Barclays to fire thousands after raising bonuses
Barclays PLC, the British financial multinational that employs 140,000 people, says it plans to reduce its workforce by between 10,000 and 12,000 in 2014, including 7,000 in the United Kingdom.
Included in the cuts are 800 management personnel.
Barclays had already trimmed its workforce by 7,650 jobs as part of its restructuring.
Antony Jenkins, Barclays CEO, has spent the last twelve months telling eveybody how important it is to restore trust in banking. For his workforce and investors to trust him from now on is going to be much harder.
Not only is he overseeing the cutting of up to 12,000 jobs, he has also been trying to defend the company’s 10% rise in its bonus pool in 2013 to £2.38bn, from £2.17bn the previous year, and to top it all profits have fallen.
Bonus increase necessary, says Jenkins
Jenkins, a retail banker, was brought in two years ago to try to make the company more efficient. He said the bonus increase is necessary if the company wants to hold on to and recruit top bankers. He is sure the bonus pool will diminish as the workforce is cut.
In a press conference with reporters on Tuesday, Jenkins said:
“The compensation levels are set by the market. That is not something we can control. At Barclays we believe in paying for performance and paying competitively. Ensuring that we have the right people in the right roles serving our customers and clients effectively in a highly competitive global environment is vital to our ability to generate sustainable shareholder returns.”
For the second year running, Jenkins has refused to take a bonus of up to £2.75 million.
Barclays’ inflated cost base
However, not much has been done to address Barclays’ enormous cost base, especially in its investment banking division, which reported a loss in Q4 2013. In 2013, the proportion of revenue in investment banking paid out to staff increased from 39.6% to 43.2%. Jenkins had promised he would reduce it to 35%.
Higher pay inflated costs in the investment bank by £200m in Q4 2013, compared to Q3 2013.
The Financial Times quoted Christopher Wheeler, an analyst at Mediobanca, who said “Revenue is down 9 per cent and yet costs are flat – the cost base is out of kilter. I just sense knew the 43 per cent comp ratio was going to be a killer.”
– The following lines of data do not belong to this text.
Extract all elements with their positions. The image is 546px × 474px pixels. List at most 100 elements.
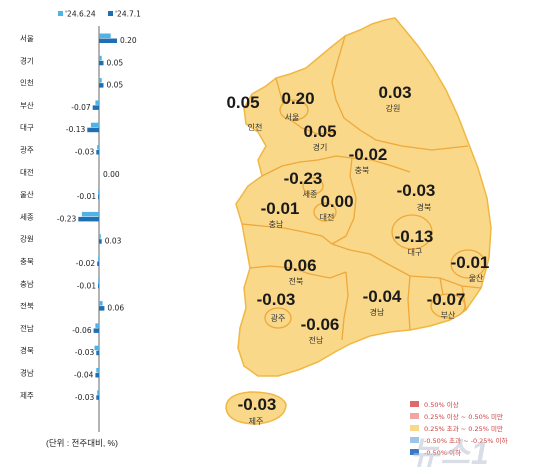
bar-mark <box>99 39 117 44</box>
category-label: 경남 <box>20 368 34 378</box>
region-value: 0.05 <box>226 93 259 112</box>
legend-label: '24.6.24 <box>65 10 96 19</box>
bar-mark <box>99 61 104 66</box>
data-label: 0.05 <box>107 81 124 90</box>
bar-mark <box>95 346 100 351</box>
bar-mark <box>95 323 99 328</box>
watermark: 뉴스1 <box>410 428 490 474</box>
bar-mark <box>91 123 99 128</box>
category-label: 전북 <box>20 301 34 311</box>
region-name: 전남 <box>309 335 324 345</box>
bar-mark <box>97 262 99 267</box>
unit-note: (단위 : 전주대비, %) <box>46 437 118 449</box>
category-label: 인천 <box>20 78 34 88</box>
category-label: 대전 <box>20 167 34 177</box>
region-value: 0.03 <box>378 83 411 102</box>
bar-chart: '24.6.24 '24.7.1 서울 0.20 경기 0.05 인천 0.05 부산 -0.07… <box>20 10 141 433</box>
region-value: 0.20 <box>281 89 314 108</box>
region-value: 0.05 <box>303 122 336 141</box>
region-name: 경남 <box>370 307 385 317</box>
region-value: -0.07 <box>427 290 466 309</box>
data-label: 0.20 <box>120 36 137 45</box>
category-label: 울산 <box>20 189 34 199</box>
region-value: -0.02 <box>349 145 388 164</box>
bar-mark <box>98 279 99 284</box>
data-label: 0.05 <box>107 58 124 67</box>
category-label: 세종 <box>20 212 34 221</box>
bar-mark <box>99 239 102 244</box>
region-name: 경기 <box>313 142 328 152</box>
legend-label: 0.50% 이상 <box>424 399 459 409</box>
legend-row: 0.50% 이상 <box>410 398 538 410</box>
data-label: -0.03 <box>75 148 95 157</box>
region-name: 대구 <box>408 248 423 257</box>
data-label: -0.03 <box>75 393 95 402</box>
bar-mark <box>78 217 99 222</box>
bar-mark <box>99 83 104 88</box>
bar-mark <box>93 105 99 110</box>
data-label: 0.06 <box>107 304 124 313</box>
bar-mark <box>98 190 99 195</box>
legend-swatch <box>410 401 419 407</box>
region-value: -0.06 <box>301 315 340 334</box>
bar-mark <box>99 301 103 306</box>
region-name: 인천 <box>248 122 263 132</box>
region-name: 울산 <box>469 273 484 283</box>
bar-mark <box>82 212 99 217</box>
legend-swatch <box>108 11 113 16</box>
region-name: 충북 <box>355 166 370 175</box>
legend-label: 0.25% 이상 ~ 0.50% 미만 <box>424 411 503 421</box>
data-label: 0.00 <box>103 170 120 179</box>
bar-mark <box>94 328 99 333</box>
data-label: -0.03 <box>75 348 95 357</box>
bar-mark <box>95 100 99 105</box>
category-label: 강원 <box>20 234 34 244</box>
region-value: 0.00 <box>320 192 353 211</box>
region-name: 경북 <box>417 202 432 212</box>
bar-mark <box>99 306 104 311</box>
region-name: 서울 <box>285 113 300 122</box>
region-name: 광주 <box>271 313 286 323</box>
category-label: 경북 <box>20 345 34 355</box>
region-value: -0.01 <box>451 253 490 272</box>
category-label: 부산 <box>20 100 34 110</box>
region-name: 강원 <box>386 103 401 113</box>
bar-mark <box>99 78 102 83</box>
category-label: 제주 <box>20 391 34 400</box>
region-value: -0.03 <box>257 290 296 309</box>
category-label: 경기 <box>20 55 34 65</box>
region-value: -0.23 <box>284 169 323 188</box>
region-name: 대전 <box>320 212 335 222</box>
category-label: 충남 <box>20 279 34 288</box>
region-name: 충남 <box>269 220 284 229</box>
region-name: 부산 <box>441 310 456 320</box>
bar-mark <box>96 351 99 356</box>
region-value: 0.06 <box>283 256 316 275</box>
bar-mark <box>98 257 99 262</box>
region-name: 전북 <box>289 276 304 286</box>
data-label: -0.07 <box>71 103 91 112</box>
region-name: 제주 <box>249 417 264 426</box>
data-label: -0.13 <box>66 125 86 134</box>
bar-mark <box>98 284 99 289</box>
bar-mark <box>97 390 99 395</box>
data-label: -0.01 <box>77 281 97 290</box>
legend-swatch <box>410 413 419 419</box>
data-label: -0.06 <box>72 326 92 335</box>
legend-swatch <box>58 11 63 16</box>
region-value: -0.13 <box>395 227 434 246</box>
region-value: -0.01 <box>261 199 300 218</box>
bar-mark <box>99 234 101 239</box>
bar-mark <box>99 34 111 39</box>
bar-mark <box>96 150 99 155</box>
region-value: -0.03 <box>238 395 277 414</box>
bar-mark <box>95 373 99 378</box>
region-name: 세종 <box>303 190 318 199</box>
bar-mark <box>87 128 99 133</box>
bar-mark <box>97 145 99 150</box>
data-label: -0.23 <box>57 214 77 223</box>
category-label: 광주 <box>20 145 34 155</box>
legend-row: 0.25% 이상 ~ 0.50% 미만 <box>410 410 538 422</box>
legend-label: '24.7.1 <box>115 10 141 19</box>
category-label: 서울 <box>20 34 34 43</box>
Jenkins had pledged to reduce annual group costs to £16.8 billion from £18.2 billion in 2013. Investors now wonder how he is going to be able to do that.
As far as shareholders are concerned, virtually every measure that matters – the share price, earnings per share, return on equity – 2013 was a worse year than 2012. For them it is incomprehensible that a bank can be raising bonuses at a time of declining profits.
Barclays should be run by shareholders
The Institute of Directors, an organization based in London, says Barclays should be run by its shareholders and not its executives.
Dr. Roger Barker, Director of Corporate Governance at the Institute of Directors, said:
“It cannot be right in any business for the executive bonus pool to be nearly three times bigger than the total dividend pay out to the company’s owners. In 2013, the bank paid out £859 million in dividends compared to a staff bonus pool of £2.38 billion. The question must be asked – for whom is this institution being run?”
“Efforts to pay high bonuses based on exploitation of loopholes in the EU bonus rules also send a bad signal. Barclays needs to recognize that it starts in an extremely difficult place in the eyes of the public, given its ongoing stream of regulatory problems and infringements, including the recent loss of customer data, the LIBOR scandal and the mis-selling of PPI.”
“This is not a matter for government. It is a matter for shareholders – and particularly large investment fund managers who have a duty to the ordinary workers whose pensions they are investing. Their approach to the banks continues to be supine. We would like to see shareholders take a more aggressive role in the governance of the bank, and in light of Barclays’ fragile reputational recovery we would urge the bank to ensure that the Chairman of its Remuneration Committee remains an independent director.”